Era il 1928. La pilota cecoslovacca arrivò in Sicilia con un mese d’anticipo, per memorizzare le diecimila curve del circuito. Insieme al marito e a un addetto stampa palermitano, percorse a piedi i 108 chilometri della corsa, lasciando segni col gesso su muri, pali e alberi. Fu una delle prime piloti al mondo a usare questo metodo. E ci andò vicinissima a vincere la corsa più antica del mondo.

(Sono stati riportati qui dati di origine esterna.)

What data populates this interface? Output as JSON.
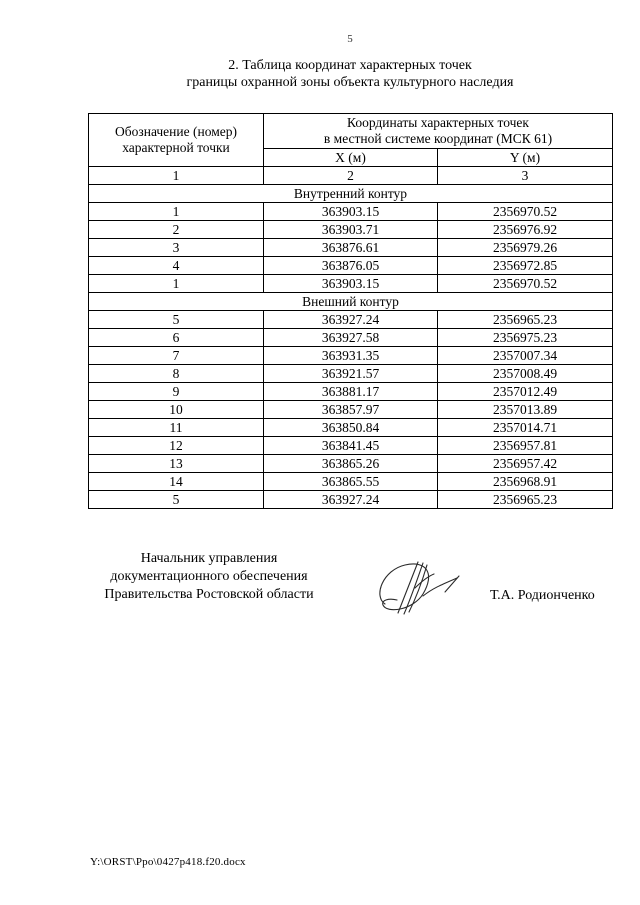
{
  "page": {
    "number": "5",
    "footer_path": "Y:\\ORST\\Ppo\\0427p418.f20.docx"
  },
  "title": {
    "line1": "2. Таблица координат характерных точек",
    "line2": "границы охранной зоны объекта культурного наследия"
  },
  "table": {
    "header": {
      "point_label_line1": "Обозначение (номер)",
      "point_label_line2": "характерной точки",
      "coords_label_line1": "Координаты характерных точек",
      "coords_label_line2": "в местной системе координат (МСК 61)",
      "x_label": "X (м)",
      "y_label": "Y (м)",
      "col_num_1": "1",
      "col_num_2": "2",
      "col_num_3": "3"
    },
    "sections": [
      {
        "name": "Внутренний контур",
        "rows": [
          [
            "1",
            "363903.15",
            "2356970.52"
          ],
          [
            "2",
            "363903.71",
            "2356976.92"
          ],
          [
            "3",
            "363876.61",
            "2356979.26"
          ],
          [
            "4",
            "363876.05",
            "2356972.85"
          ],
          [
            "1",
            "363903.15",
            "2356970.52"
          ]
        ]
      },
      {
        "name": "Внешний контур",
        "rows": [
          [
            "5",
            "363927.24",
            "2356965.23"
          ],
          [
            "6",
            "363927.58",
            "2356975.23"
          ],
          [
            "7",
            "363931.35",
            "2357007.34"
          ],
          [
            "8",
            "363921.57",
            "2357008.49"
          ],
          [
            "9",
            "363881.17",
            "2357012.49"
          ],
          [
            "10",
            "363857.97",
            "2357013.89"
          ],
          [
            "11",
            "363850.84",
            "2357014.71"
          ],
          [
            "12",
            "363841.45",
            "2356957.81"
          ],
          [
            "13",
            "363865.26",
            "2356957.42"
          ],
          [
            "14",
            "363865.55",
            "2356968.91"
          ],
          [
            "5",
            "363927.24",
            "2356965.23"
          ]
        ]
      }
    ]
  },
  "signature": {
    "position_line1": "Начальник управления",
    "position_line2": "документационного обеспечения",
    "position_line3": "Правительства Ростовской области",
    "name": "Т.А. Родионченко"
  },
  "colors": {
    "ink": "#000000",
    "paper": "#ffffff",
    "signature_ink": "#2a2a2a"
  }
}
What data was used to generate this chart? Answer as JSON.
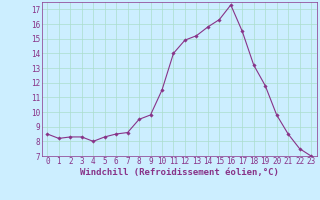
{
  "x": [
    0,
    1,
    2,
    3,
    4,
    5,
    6,
    7,
    8,
    9,
    10,
    11,
    12,
    13,
    14,
    15,
    16,
    17,
    18,
    19,
    20,
    21,
    22,
    23
  ],
  "y": [
    8.5,
    8.2,
    8.3,
    8.3,
    8.0,
    8.3,
    8.5,
    8.6,
    9.5,
    9.8,
    11.5,
    14.0,
    14.9,
    15.2,
    15.8,
    16.3,
    17.3,
    15.5,
    13.2,
    11.8,
    9.8,
    8.5,
    7.5,
    7.0
  ],
  "line_color": "#883388",
  "marker": "D",
  "marker_size": 1.8,
  "line_width": 0.8,
  "bg_color": "#cceeff",
  "grid_color": "#aaddcc",
  "xlabel": "Windchill (Refroidissement éolien,°C)",
  "tick_color": "#883388",
  "ylim": [
    7,
    17.5
  ],
  "xlim": [
    -0.5,
    23.5
  ],
  "yticks": [
    7,
    8,
    9,
    10,
    11,
    12,
    13,
    14,
    15,
    16,
    17
  ],
  "xticks": [
    0,
    1,
    2,
    3,
    4,
    5,
    6,
    7,
    8,
    9,
    10,
    11,
    12,
    13,
    14,
    15,
    16,
    17,
    18,
    19,
    20,
    21,
    22,
    23
  ],
  "tick_fontsize": 5.5,
  "label_fontsize": 6.5
}
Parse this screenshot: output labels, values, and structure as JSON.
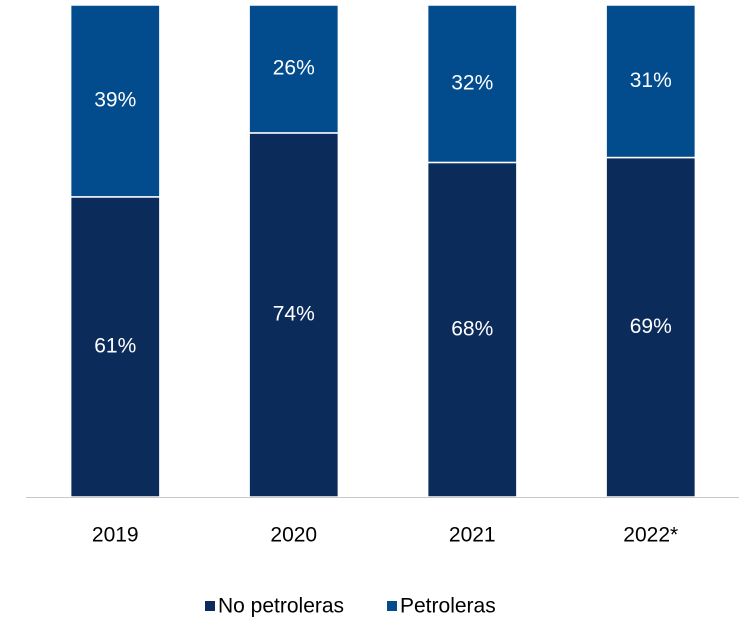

C’è un’immagine, della Targa Florio del 1928, che vale più di mille parole. Una donna minuta, di soli ventotto anni, cammina lungo una strada di montagna delle Madonie. In mano ha un pezzo di gesso bianco. Si ferma davanti a un muretto, lo segna. Poi davanti a un palo, lo segna. Poi davanti a un albero, lo segna. La accompagnano il marito e un signore palermitano. Camminano per ore, in silenzio, sotto il sole di aprile. Quella donna si chiama Eliška Junková, viene dalla lontana Moravia, ed è una delle prime piloti al mondo a fare una cosa che oggi è normalissima ma che allora era una rivoluzione: prepararsi una gara studiandone il percorso a piedi, metro per metro, prima di affrontarlo in macchina.

Una donna che amava i dettagli

Per capire questa storia bisogna conoscere Eliška Junková. Era nata a Olomouc, in Moravia, il 16 novembre 1900. Soprannominata “Smíšek” (“sorriso”) per la sua espressione sempre allegra, era la sesta di otto figli di un fabbro. Una donna minuta, ma con una determinazione incredibile.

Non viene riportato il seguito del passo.